For the record. In an interview with Cardinal Kasper in Commonweal.
CWL: In your address to the consistory, you ask whether we can, “in the present situation, presuppose without further ado that the engaged couple shares the belief in the mystery that is signified by the sacrament and that they really understand and affirm the canonical conditions for the validity of the marriage.” You ask whether the presumption of validity from which canon law proceeds is often “a legal fiction.” But can the church afford not to make this presumption? How could the church continue to marry couples in good faith if it assumed that many of them were not really capable of entering into sacramental marriage because they were, as you put it somewhere else in your speech, “baptized pagans”?

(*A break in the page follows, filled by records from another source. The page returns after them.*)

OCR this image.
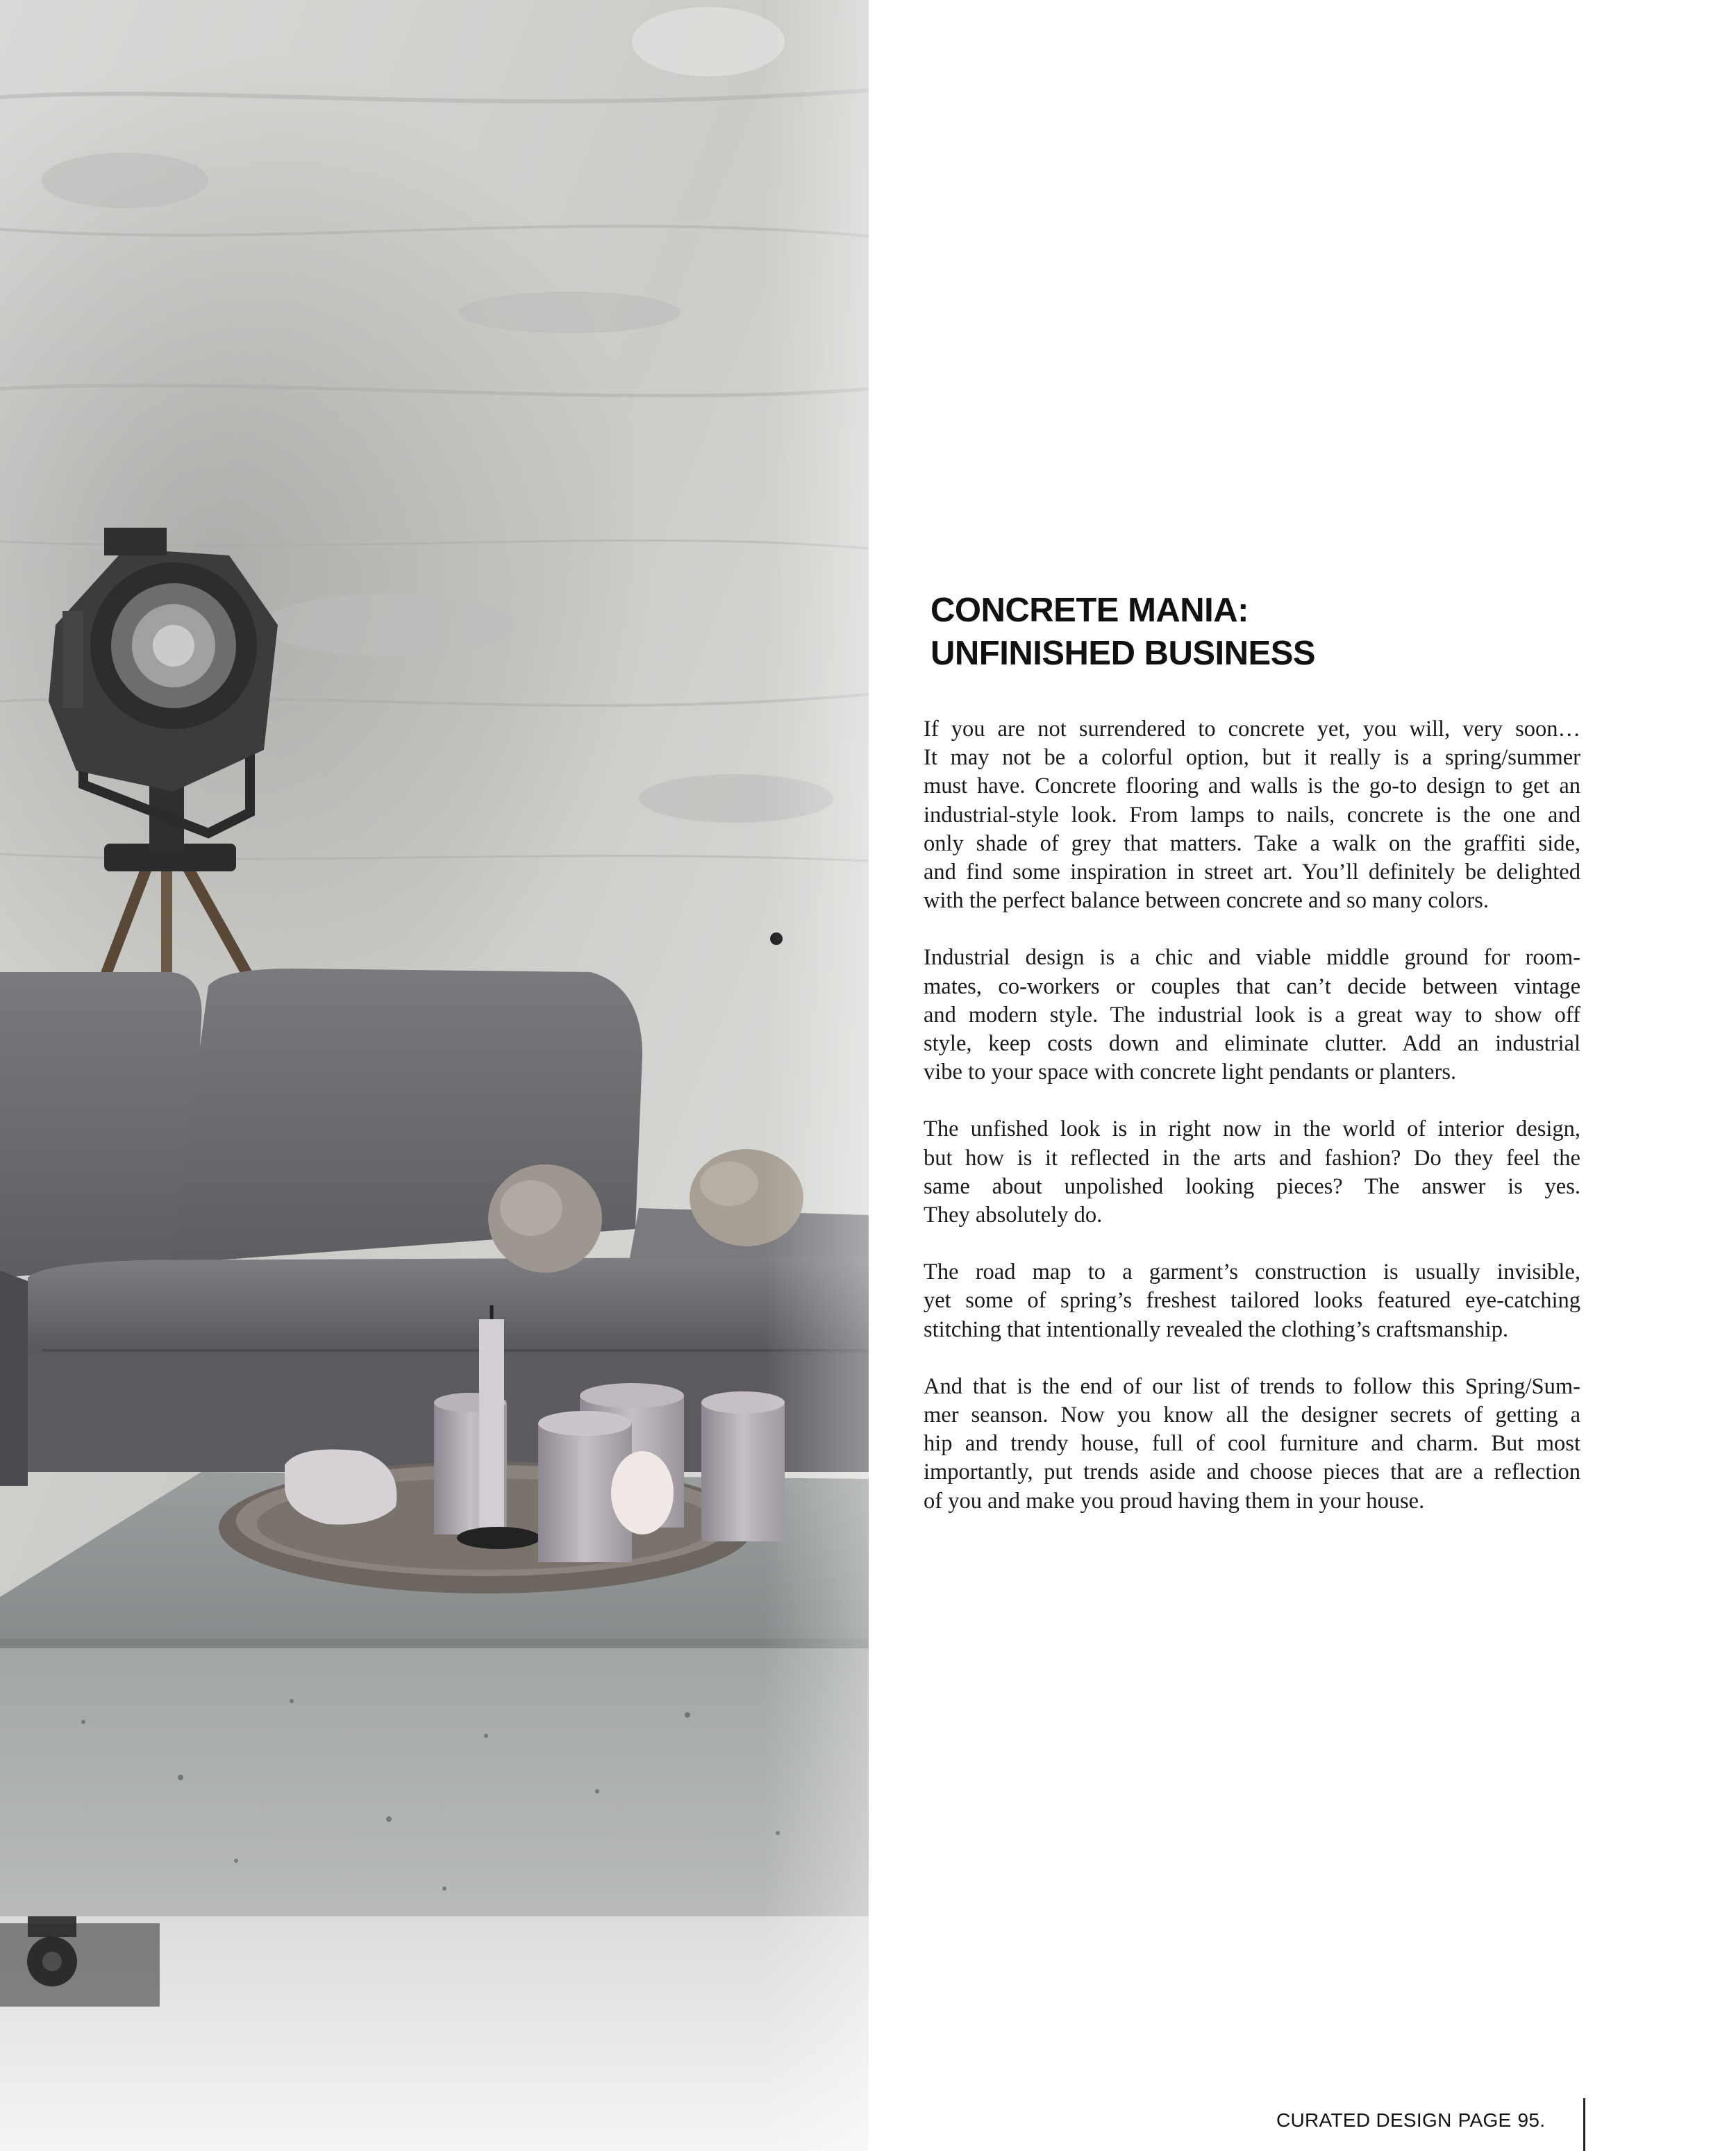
CONCRETE MANIA:
UNFINISHED BUSINESS

If you are not surrendered to concrete yet, you will, very soon…
It may not be a colorful option, but it really is a spring/summer
must have. Concrete flooring and walls is the go-to design to get an
industrial-style look. From lamps to nails, concrete is the one and
only shade of grey that matters. Take a walk on the graffiti side,
and find some inspiration in street art. You’ll definitely be delighted
with the perfect balance between concrete and so many colors.

Industrial design is a chic and viable middle ground for room-
mates, co-workers or couples that can’t decide between vintage
and modern style. The industrial look is a great way to show off
style, keep costs down and eliminate clutter. Add an industrial
vibe to your space with concrete light pendants or planters.

The unfished look is in right now in the world of interior design,
but how is it reflected in the arts and fashion? Do they feel the
same about unpolished looking pieces? The answer is yes.
They absolutely do.

The road map to a garment’s construction is usually invisible,
yet some of spring’s freshest tailored looks featured eye-catching
stitching that intentionally revealed the clothing’s craftsmanship.

And that is the end of our list of trends to follow this Spring/Sum-
mer seanson. Now you know all the designer secrets of getting a
hip and trendy house, full of cool furniture and charm. But most
importantly, put trends aside and choose pieces that are a reflection
of you and make you proud having them in your house.

CURATED DESIGN PAGE 95.
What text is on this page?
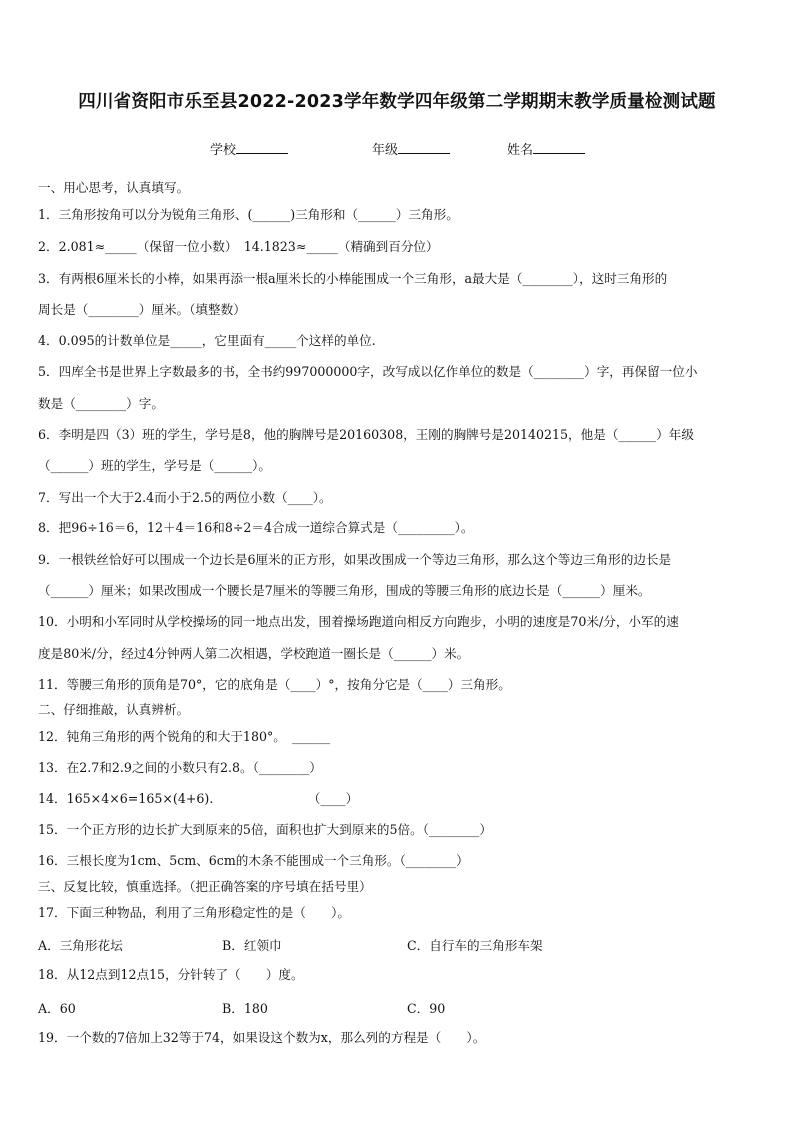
四川省资阳市乐至县2022-2023学年数学四年级第二学期期末教学质量检测试题
学校	年级	姓名
一、用心思考，认真填写。
1．三角形按角可以分为锐角三角形、(______)三角形和（______）三角形。
2．2.081≈_____（保留一位小数）　14.1823≈_____（精确到百分位）
3．有两根6厘米长的小棒，如果再添一根a厘米长的小棒能围成一个三角形，a最大是（________），这时三角形的
周长是（________）厘米。（填整数）
4．0.095的计数单位是_____，它里面有_____个这样的单位.
5．四库全书是世界上字数最多的书，全书约997000000字，改写成以亿作单位的数是（________）字，再保留一位小
数是（________）字。
6．李明是四（3）班的学生，学号是8，他的胸牌号是20160308，王刚的胸牌号是20140215，他是（______）年级
（______）班的学生，学号是（______）。
7．写出一个大于2.4而小于2.5的两位小数（____）。
8．把96÷16＝6，12＋4＝16和8÷2＝4合成一道综合算式是（_________）。
9．一根铁丝恰好可以围成一个边长是6厘米的正方形，如果改围成一个等边三角形，那么这个等边三角形的边长是
（______）厘米；如果改围成一个腰长是7厘米的等腰三角形，围成的等腰三角形的底边长是（______）厘米。
10．小明和小军同时从学校操场的同一地点出发，围着操场跑道向相反方向跑步，小明的速度是70米/分，小军的速
度是80米/分，经过4分钟两人第二次相遇，学校跑道一圈长是（______）米。
11．等腰三角形的顶角是70°，它的底角是（____）°，按角分它是（____）三角形。
二、仔细推敲，认真辨析。
12．钝角三角形的两个锐角的和大于180°。　______
13．在2.7和2.9之间的小数只有2.8。（________）
14．165×4×6=165×(4+6).　　　　　　　　（____）
15．一个正方形的边长扩大到原来的5倍，面积也扩大到原来的5倍。（________）
16．三根长度为1cm、5cm、6cm的木条不能围成一个三角形。（________）
三、反复比较，慎重选择。（把正确答案的序号填在括号里）
17．下面三种物品，利用了三角形稳定性的是（　　）。
A．三角形花坛	B．红领巾	C．自行车的三角形车架
18．从12点到12点15，分针转了（　　）度。
A．60	B．180	C．90
19．一个数的7倍加上32等于74，如果设这个数为x，那么列的方程是（　　）。
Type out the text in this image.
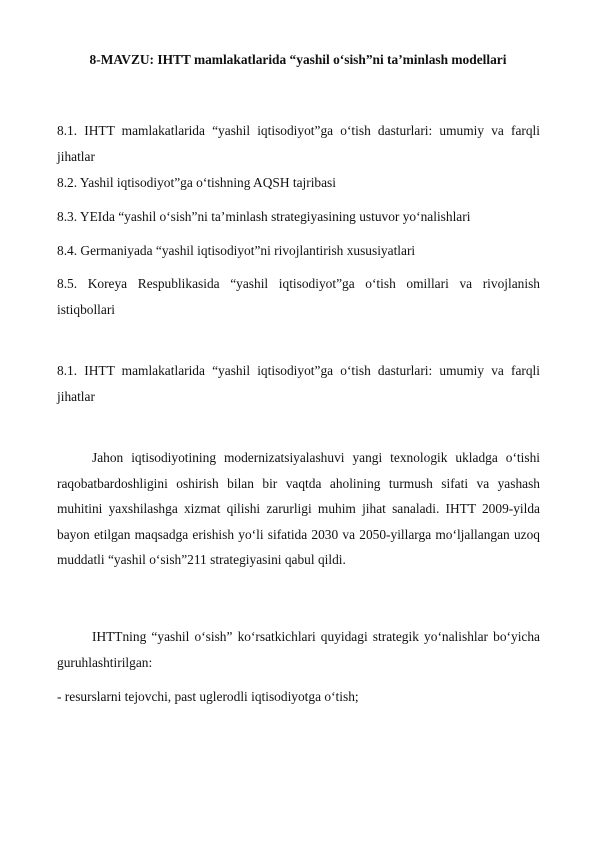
8-MAVZU: IHTT mamlakatlarida “yashil o‘sish”ni ta’minlash modellari

8.1. IHTT mamlakatlarida “yashil iqtisodiyot”ga o‘tish dasturlari: umumiy va farqli jihatlar

8.2. Yashil iqtisodiyot”ga o‘tishning AQSH tajribasi

8.3. YEIda “yashil o‘sish”ni ta’minlash strategiyasining ustuvor yo‘nalishlari

8.4. Germaniyada “yashil iqtisodiyot”ni rivojlantirish xususiyatlari

8.5. Koreya Respublikasida “yashil iqtisodiyot”ga o‘tish omillari va rivojlanish istiqbollari

8.1. IHTT mamlakatlarida “yashil iqtisodiyot”ga o‘tish dasturlari: umumiy va farqli jihatlar

Jahon iqtisodiyotining modernizatsiyalashuvi yangi texnologik ukladga o‘tishi raqobatbardoshligini oshirish bilan bir vaqtda aholining turmush sifati va yashash muhitini yaxshilashga xizmat qilishi zarurligi muhim jihat sanaladi. IHTT 2009-yilda bayon etilgan maqsadga erishish yo‘li sifatida 2030 va 2050-yillarga mo‘ljallangan uzoq muddatli “yashil o‘sish”211 strategiyasini qabul qildi.

IHTTning “yashil o‘sish” ko‘rsatkichlari quyidagi strategik yo‘nalishlar bo‘yicha guruhlashtirilgan:

- resurslarni tejovchi, past uglerodli iqtisodiyotga o‘tish;
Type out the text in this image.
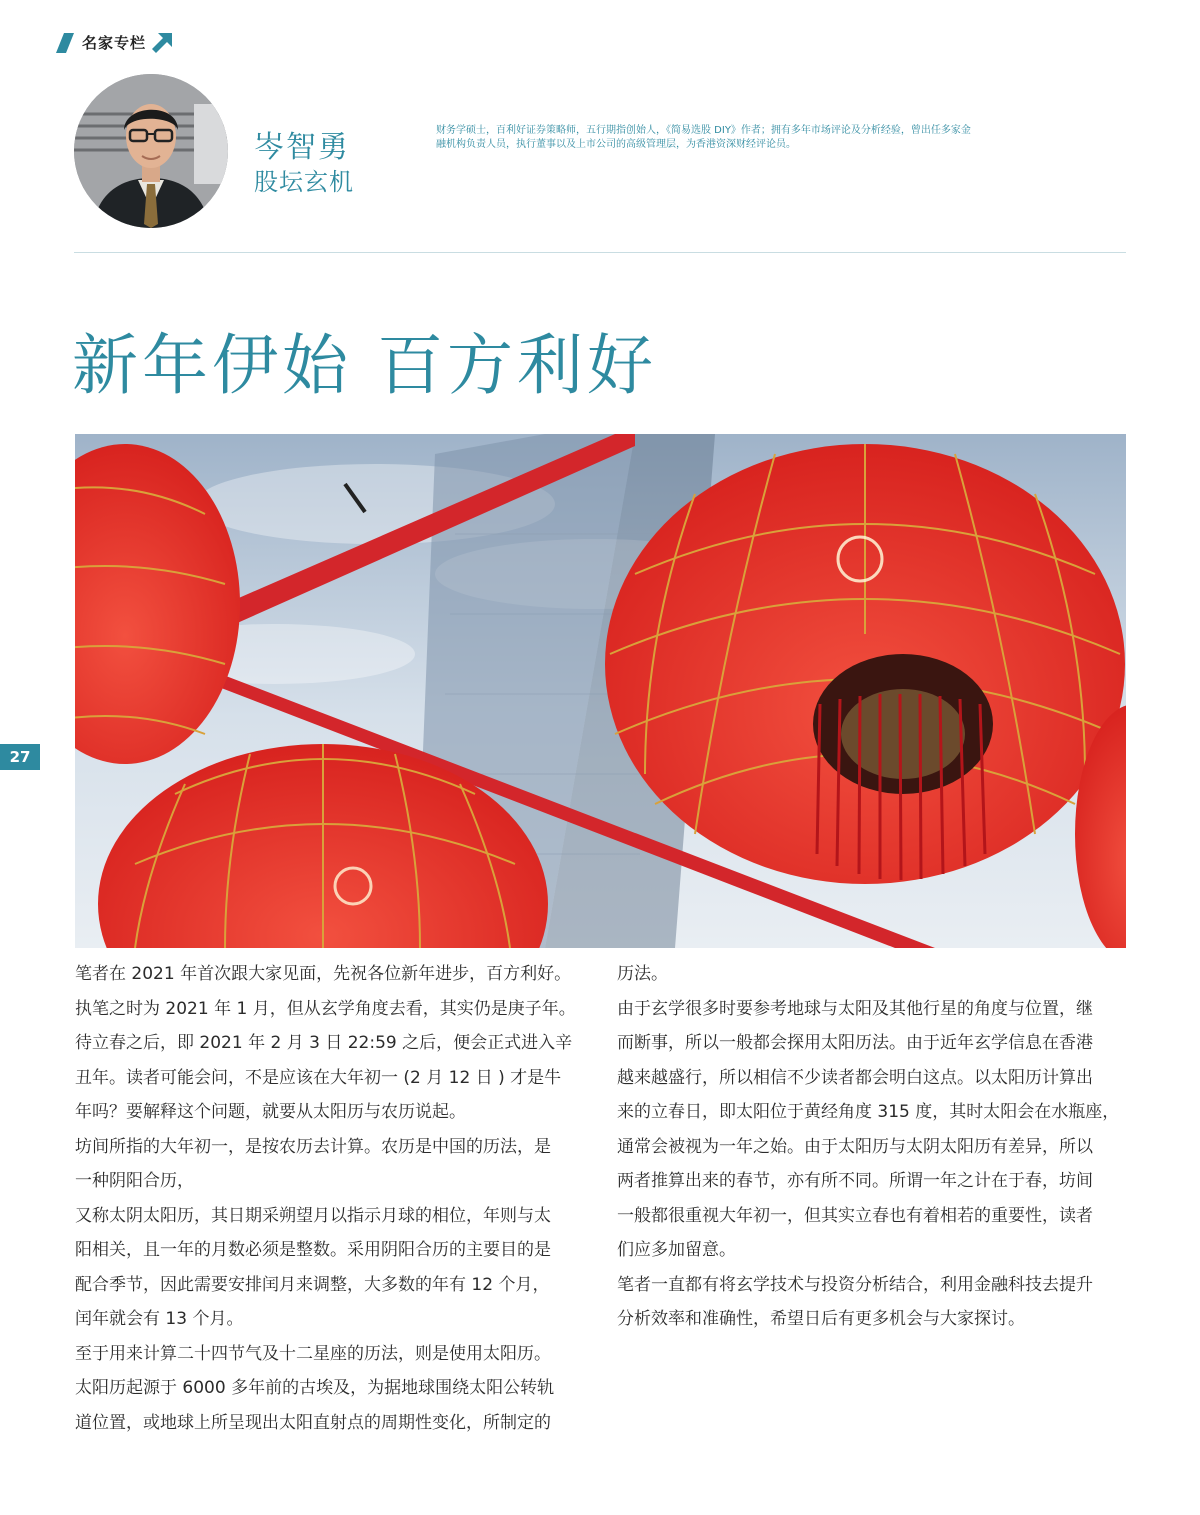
名家专栏
岑智勇
股坛玄机
财务学硕士，百利好证券策略师，五行期指创始人，《简易选股 DIY》作者；拥有多年市场评论及分析经验，曾出任多家金
融机构负责人员，执行董事以及上市公司的高级管理层，为香港资深财经评论员。
新年伊始 百方利好
27

笔者在 2021 年首次跟大家见面，先祝各位新年进步，百方利好。

执笔之时为 2021 年 1 月，但从玄学角度去看，其实仍是庚子年。

待立春之后，即 2021 年 2 月 3 日 22:59 之后，便会正式进入辛

丑年。读者可能会问，不是应该在大年初一 (2 月 12 日 ) 才是牛

年吗？要解释这个问题，就要从太阳历与农历说起。

坊间所指的大年初一，是按农历去计算。农历是中国的历法，是

一种阴阳合历，

又称太阴太阳历，其日期采朔望月以指示月球的相位，年则与太

阳相关，且一年的月数必须是整数。采用阴阳合历的主要目的是

配合季节，因此需要安排闰月来调整，大多数的年有 12 个月，

闰年就会有 13 个月。

至于用来计算二十四节气及十二星座的历法，则是使用太阳历。

太阳历起源于 6000 多年前的古埃及，为据地球围绕太阳公转轨

道位置，或地球上所呈现出太阳直射点的周期性变化，所制定的

历法。

由于玄学很多时要参考地球与太阳及其他行星的角度与位置，继

而断事，所以一般都会探用太阳历法。由于近年玄学信息在香港

越来越盛行，所以相信不少读者都会明白这点。以太阳历计算出

来的立春日，即太阳位于黄经角度 315 度，其时太阳会在水瓶座，

通常会被视为一年之始。由于太阳历与太阴太阳历有差异，所以

两者推算出来的春节，亦有所不同。所谓一年之计在于春，坊间

一般都很重视大年初一，但其实立春也有着相若的重要性，读者

们应多加留意。

笔者一直都有将玄学技术与投资分析结合，利用金融科技去提升

分析效率和准确性，希望日后有更多机会与大家探讨。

Kasper: That’s a real problem. I’ve spoken to the pope himself about this, and he said he believes that 50 percent of marriages are not valid. Marriage is a sacrament. A sacrament presupposes faith. And if the couple only want a bourgeois ceremony in a church because it’s more beautiful, more romantic, than a civil ceremony, you have to ask whether there was faith, and whether they really accepted all the conditions of a valid sacramental marriage—that is, unity, exclusivity, and also indissolubility. The couples, when they get married, they want it because it’s stable. But many think, “Well, if we fail, we have the right.” And then already the principle is denied. Many canon lawyers tell me that today in our pluralistic situation we cannot presuppose that couples really assent to what the church requires. Often it is also ignorance. Therefore you have to emphasize and to strengthen prematrimonial catechesis. It’s often done in a very bureaucratic way. No, we have to provide catechesis. I know some parishes in Rome where couples have to attend catechesis, and the pastor himself does it. We must do much more in prematrimonial catechesis and use pastoral work and so on because we cannot presuppose that everybody who is a formal Christian also has the faith. It wouldn’t be realistic.